There is a big difference between fighting for America and fighting for democracy. According to the US military, putting your life on the line for the country is an act of courage. Voicing your political opinion, however, is an absolute no-no.
Before Ron Paul came in a close third at the Iowa caucus, CNN cameras caught up with Jesse Thorsen, a serviceman with the Army Reserves. As RT reported earlier this week, however, the live interview from Iowa was abruptly halted just as Cpl. Thorsen began praising Ron Paul for his campaign for the Republican Party nomination and the promises he vows to make as president. Later that evening, Paul welcomed Thorsen onto the stage to finish speaking so the rest of America could hear his message of support that was aborted during the live broadcast.
Supporting Ron Paul, says the Army, can be a bit of a problem.
Attending a partisan political event while clad in military garb is a violation of Defense Department rules, says the Pentagon. Although Thorsen was allowed to wear his uniform on the battlefield, doing so at Ron Paul headquarters on national television is against the rules. Now the DoD says that they are investigating the soldier as they determine how to handle the case.
According to a spokeswoman for the armed forces branch, Thorsen “stands alone in his opinions regarding his political affiliation and beliefs, and his statements and beliefs in no way reflect that of the Army Reserve.”

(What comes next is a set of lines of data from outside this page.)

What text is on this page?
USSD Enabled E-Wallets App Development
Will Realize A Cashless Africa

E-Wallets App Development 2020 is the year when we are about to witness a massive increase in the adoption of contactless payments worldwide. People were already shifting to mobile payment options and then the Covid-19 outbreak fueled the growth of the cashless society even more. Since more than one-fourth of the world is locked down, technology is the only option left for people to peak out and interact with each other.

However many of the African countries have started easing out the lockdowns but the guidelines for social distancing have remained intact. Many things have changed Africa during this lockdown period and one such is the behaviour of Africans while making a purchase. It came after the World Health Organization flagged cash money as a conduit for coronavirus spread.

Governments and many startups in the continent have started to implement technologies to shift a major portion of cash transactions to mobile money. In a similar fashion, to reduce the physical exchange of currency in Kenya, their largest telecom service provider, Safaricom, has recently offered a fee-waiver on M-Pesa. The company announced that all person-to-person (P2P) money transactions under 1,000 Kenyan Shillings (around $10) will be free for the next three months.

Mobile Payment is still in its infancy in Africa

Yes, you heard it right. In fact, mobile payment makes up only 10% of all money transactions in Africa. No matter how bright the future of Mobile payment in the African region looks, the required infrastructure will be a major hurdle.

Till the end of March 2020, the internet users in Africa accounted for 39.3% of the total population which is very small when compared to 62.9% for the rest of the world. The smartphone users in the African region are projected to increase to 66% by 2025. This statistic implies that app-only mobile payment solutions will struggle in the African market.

Thorsen shared on television live from Ankeny, Iowa during the caucus that Paul should be saluted for his stance on foreign policy, which affects him as an active duty soldier. “His foreign policy is by far, hands down, better than any candidate’s out there, and I’m sure you all know that. We don’t need to be picking fights overseas and I think everybody else knows that too,” said Thorsen.
Paul has stood out among GOP hopefuls as the one candidate adamantly opposed to continuing immense and costly military operations overseas. The congressman himself served in the United States Air Force in the 1960s before entering medicine and eventually politics.